Okay, sei mal ehrlich: Hast du dir jemals dabei zugeschaut, wie du genau die gleichen Sätze über deinen Job sagst wie dein Vater vor zwanzig Jahren? Oder wie du plötzlich merkst, dass deine Mutter immer über Sicherheit im Beruf geredet hat – und jetzt sitzt du in einem bombensicheren Beamtenjob und fragst dich, wie zum Teufel du hier gelandet bist?
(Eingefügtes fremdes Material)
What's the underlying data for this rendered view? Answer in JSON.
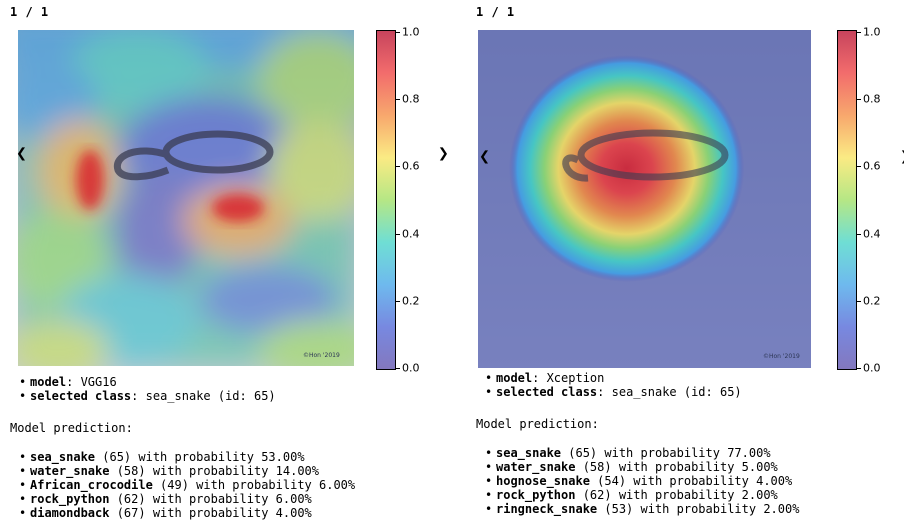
{
  "colorbar": {
    "ticks": [
      "1.0",
      "0.8",
      "0.6",
      "0.4",
      "0.2",
      "0.0"
    ],
    "stops": [
      {
        "v": 1.0,
        "color": "#b40426"
      },
      {
        "v": 0.875,
        "color": "#ee3b3b"
      },
      {
        "v": 0.75,
        "color": "#f58a3c"
      },
      {
        "v": 0.625,
        "color": "#f9e45b"
      },
      {
        "v": 0.5,
        "color": "#9ddf5c"
      },
      {
        "v": 0.375,
        "color": "#3fd3c6"
      },
      {
        "v": 0.25,
        "color": "#3ea2e8"
      },
      {
        "v": 0.125,
        "color": "#4a61d6"
      },
      {
        "v": 0.0,
        "color": "#5a4aa8"
      }
    ]
  },
  "left": {
    "counter": "1 / 1",
    "prev_glyph": "❮",
    "next_glyph": "❯",
    "heatmap_icon": "saliency-heatmap",
    "watermark": "©Hon '2019",
    "meta": [
      {
        "key": "model",
        "sep": ":",
        "value": " VGG16"
      },
      {
        "key": "selected class",
        "sep": ":",
        "value": " sea_snake (id: 65)"
      }
    ],
    "prediction_title": "Model prediction:",
    "predictions": [
      {
        "name": "sea_snake",
        "rest": " (65) with probability 53.00%"
      },
      {
        "name": "water_snake",
        "rest": " (58) with probability 14.00%"
      },
      {
        "name": "African_crocodile",
        "rest": " (49) with probability 6.00%"
      },
      {
        "name": "rock_python",
        "rest": " (62) with probability 6.00%"
      },
      {
        "name": "diamondback",
        "rest": " (67) with probability 4.00%"
      }
    ]
  },
  "right": {
    "counter": "1 / 1",
    "prev_glyph": "❮",
    "next_glyph": "❯",
    "heatmap_icon": "saliency-heatmap",
    "watermark": "©Hon '2019",
    "meta": [
      {
        "key": "model",
        "sep": ":",
        "value": " Xception"
      },
      {
        "key": "selected class",
        "sep": ":",
        "value": " sea_snake (id: 65)"
      }
    ],
    "prediction_title": "Model prediction:",
    "predictions": [
      {
        "name": "sea_snake",
        "rest": " (65) with probability 77.00%"
      },
      {
        "name": "water_snake",
        "rest": " (58) with probability 5.00%"
      },
      {
        "name": "hognose_snake",
        "rest": " (54) with probability 4.00%"
      },
      {
        "name": "rock_python",
        "rest": " (62) with probability 2.00%"
      },
      {
        "name": "ringneck_snake",
        "rest": " (53) with probability 2.00%"
      }
    ]
  }
}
Willkommen im Club. Die Wissenschaft hat nämlich herausgefunden, dass wir alle ein bisschen wie Kopien unserer Eltern durch die Arbeitswelt laufen – nur mit besseren Smartphones und schlechteren Renten. Das Bundesinstitut für Berufsbildung hat in mehreren Untersuchungen etwas ziemlich Krasses rausgefunden: Etwa 60 Prozent aller Jugendlichen sagen, dass ihre Eltern genauso wichtig für ihre Berufswahl sind wie praktische Erfahrungen durch Praktika. Sechzig Prozent. Das ist mehr als die Hälfte von uns, die im Grunde genommen Mom und Dad fragen was soll ich mit meinem Leben anfangen, auch wenn wir es nicht so direkt formulieren.
Die erschreckende Wahrheit aus der Forschung
Noch wilder wird es bei einer Forsa-Umfrage für die Bertelsmann Stiftung: Fast die Hälfte der jungen Leute gibt zu, dass Papa das große berufliche Vorbild ist. Mama holt auf, besonders bei den jüngeren Generationen, aber der Alte hat immer noch die Nase vorn, wenn es um Karrieretipps geht. Achtzehn Prozent lassen sich richtig krass von den elterlichen Lebensläufen beeinflussen – und das sind nur die, die es zugeben.
Übersetzt heißt das: Deine Karriere ist keine coole, rebellische Solo-Entscheidung, die du eines Morgens beim Kaffee getroffen hast. Sie ist das Ergebnis von Jahren, in denen du zugeschaut hast, wie deine Eltern arbeiten, fluchen, sich freuen und abends erschöpft auf dem Sofa landen. Dein Gehirn hat das alles aufgesaugt wie ein Schwamm in einer Pfütze.
Warum wir unsere Eltern beruflich kopieren wie schlecht programmierte Roboter
Der Psychologe Albert Bandura hat in seiner sozial-kognitiven Lerntheorie beschrieben, wie wir als Kinder im Grunde professionelle Stalker sind. Wir beobachten alles, was unsere Eltern tun, und speichern es ab – nicht nur das Offensichtliche wie Papa arbeitet am Computer oder Mama operiert Menschen, sondern die ganze emotionale Soße drumherum.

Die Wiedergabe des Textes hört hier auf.